Another common issue is students losing keys, causing FIXit to change the locks, Schrag said. The lost keys get put in a bucket that fills up over time. A large plastic bin sits behind Schrag’s desk containing hundreds of keys from last semester. The bin is taken in for recycling after it’s filled.

The bucket of fallen keys is just the beginning of the daily debacles that FIXit faces.

A usual day at the office begins around 6:30 a.m. when Tassini, along with the other managers, looks over all the in-sheets they got from the day before, searching for any problems that need to be dealt with immediately or followed-up on. There are also many e-mails and estimates to review, as well as renovation projects that are worked on daily.

One of the projects that FIXit oversees is the four-year renovation of Lawrinson Hall. Tassini said the project that started on the 20th floor of the building will include remodeling the bathroom space, shortening the trek to the laundry room by removing it from the basement and placing laundry facilities on each floor, revamping the public space, and using natural light in the hallways.

Another renovation project FIXit is working on is creating a floor plan to convert Haven Dining Center into housing after Ernie Davis Hall is opened this fall.

‘We’ve got a killer floor plan put together for Haven Dining,’ said J.D. Tessier, the head manager of FIXit. ‘When the new dining hall goes up for Ernie Davis, we’re converting the space into some suites.’

But while Tessier looks forward to projects ahead, his former years at FIXit have created many memories.

One of the more bizarre telephone calls that Tassini and Tessier remember was about a sinkhole under one of the Slocum Heights apartments. When he went to investigate, what he found was more than typical patchwork.

‘When we got in with the flashlights, actually half the ground under the Slocum Heights apartment had actually washed away. And you could shine a flashlight all the way through and walk underneath. It was not what we were expecting,’ Tassini said.

That has happened a number of times because South Campus was built on Drumlins, which is glacier-made, so there are a lot of cavities in the ground, he said.

A scarier, more extended project came in 1998, when what Tessier called a mini-tornado occurred right after Labor Day. Six buildings in Slocum Heights were razed. Tessier said buildings had collapsed and some students, though unharmed, had to be taken out of the rubble.

‘Some people were hiding in the closet because the roof had gone out,’ said Tessier.

The apartments were repaired the following year and students were moved to various parts of campus, including hotels.

Tassini looks back on this time fondly as he says seeing the community pull together after the incident was remarkable. People from the Syracuse community were also housed in the Archbold Gymnasium on campus.
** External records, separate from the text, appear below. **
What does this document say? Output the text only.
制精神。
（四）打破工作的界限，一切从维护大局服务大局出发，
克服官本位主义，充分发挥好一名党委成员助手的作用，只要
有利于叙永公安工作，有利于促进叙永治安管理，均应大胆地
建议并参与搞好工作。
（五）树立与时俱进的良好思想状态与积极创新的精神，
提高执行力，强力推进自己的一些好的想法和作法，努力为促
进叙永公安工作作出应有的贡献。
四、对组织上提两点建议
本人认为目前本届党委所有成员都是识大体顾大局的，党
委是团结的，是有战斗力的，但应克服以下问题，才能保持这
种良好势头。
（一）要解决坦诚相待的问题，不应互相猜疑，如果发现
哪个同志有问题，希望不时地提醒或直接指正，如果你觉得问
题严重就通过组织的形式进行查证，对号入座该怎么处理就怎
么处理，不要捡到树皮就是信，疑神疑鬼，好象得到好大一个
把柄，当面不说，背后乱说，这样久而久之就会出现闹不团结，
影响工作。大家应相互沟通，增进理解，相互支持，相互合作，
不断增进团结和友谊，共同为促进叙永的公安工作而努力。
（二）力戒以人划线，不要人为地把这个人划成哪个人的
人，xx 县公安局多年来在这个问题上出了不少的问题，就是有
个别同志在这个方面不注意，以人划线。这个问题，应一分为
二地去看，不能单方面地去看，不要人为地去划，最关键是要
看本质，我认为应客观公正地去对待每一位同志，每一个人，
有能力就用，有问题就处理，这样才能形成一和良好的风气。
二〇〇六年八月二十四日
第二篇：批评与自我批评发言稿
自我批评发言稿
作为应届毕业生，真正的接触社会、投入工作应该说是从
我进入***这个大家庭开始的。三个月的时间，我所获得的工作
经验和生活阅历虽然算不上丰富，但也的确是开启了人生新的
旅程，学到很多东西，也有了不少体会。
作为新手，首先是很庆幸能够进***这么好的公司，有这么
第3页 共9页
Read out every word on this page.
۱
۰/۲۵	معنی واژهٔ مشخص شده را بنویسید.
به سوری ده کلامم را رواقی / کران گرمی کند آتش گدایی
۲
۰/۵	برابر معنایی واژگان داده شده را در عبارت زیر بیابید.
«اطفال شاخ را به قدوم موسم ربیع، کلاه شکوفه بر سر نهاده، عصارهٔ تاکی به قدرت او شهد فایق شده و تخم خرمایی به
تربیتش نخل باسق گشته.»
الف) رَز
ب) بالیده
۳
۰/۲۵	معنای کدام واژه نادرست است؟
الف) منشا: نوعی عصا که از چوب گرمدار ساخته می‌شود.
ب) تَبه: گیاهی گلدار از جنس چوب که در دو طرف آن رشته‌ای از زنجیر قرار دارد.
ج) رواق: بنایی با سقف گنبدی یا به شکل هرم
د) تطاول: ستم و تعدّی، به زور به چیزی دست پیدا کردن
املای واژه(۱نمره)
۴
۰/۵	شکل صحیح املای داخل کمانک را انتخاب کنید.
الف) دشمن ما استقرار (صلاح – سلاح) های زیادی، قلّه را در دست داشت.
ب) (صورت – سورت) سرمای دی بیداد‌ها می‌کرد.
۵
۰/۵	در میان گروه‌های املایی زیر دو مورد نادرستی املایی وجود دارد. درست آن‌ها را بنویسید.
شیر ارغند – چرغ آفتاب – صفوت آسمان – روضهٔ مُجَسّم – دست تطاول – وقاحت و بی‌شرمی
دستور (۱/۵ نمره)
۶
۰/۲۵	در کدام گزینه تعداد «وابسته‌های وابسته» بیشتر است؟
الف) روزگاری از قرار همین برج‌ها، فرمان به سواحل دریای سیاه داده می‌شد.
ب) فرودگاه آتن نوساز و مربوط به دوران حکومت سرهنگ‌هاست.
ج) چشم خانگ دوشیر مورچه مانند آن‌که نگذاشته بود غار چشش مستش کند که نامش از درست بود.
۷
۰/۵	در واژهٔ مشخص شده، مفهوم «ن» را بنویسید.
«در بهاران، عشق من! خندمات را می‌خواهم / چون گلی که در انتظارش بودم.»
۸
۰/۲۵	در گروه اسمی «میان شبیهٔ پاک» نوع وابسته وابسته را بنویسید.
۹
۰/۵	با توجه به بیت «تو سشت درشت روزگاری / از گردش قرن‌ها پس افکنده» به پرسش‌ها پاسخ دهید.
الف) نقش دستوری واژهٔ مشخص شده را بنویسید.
On a lighter note, Tassini says he’s constantly impressed by the ways that students try to beat the system. He recalls walking into dorm rooms for a call and finding entire walls between rooms and apartments gone, creating a walkway into the neighbor’s apartment.

‘We have a lot of clever students here, engineering students, or I guess you can say lucky that they didn’t get zapped by an electrical wire in the wall,’ he said.

Another more common trick comes from students living on South Campus, who attempt to raise the temperature in their apartment by placing icepacks on the sensors in their room, or reworking the sensors through their refrigerators.

Tessier said the hardest part of his job was dealing with people who were unwilling to work with FIXit workers. He said they have their own concept of what they want to happen and tend to be very demanding.

Despite some attitudes though, Tassini said he loves his job.

‘Other than very few problems, I’d say the students are universally great,’ Tassini said. ‘We like to call ourselves the mothers and fathers of this place. I think that’s a pretty accurate statement.’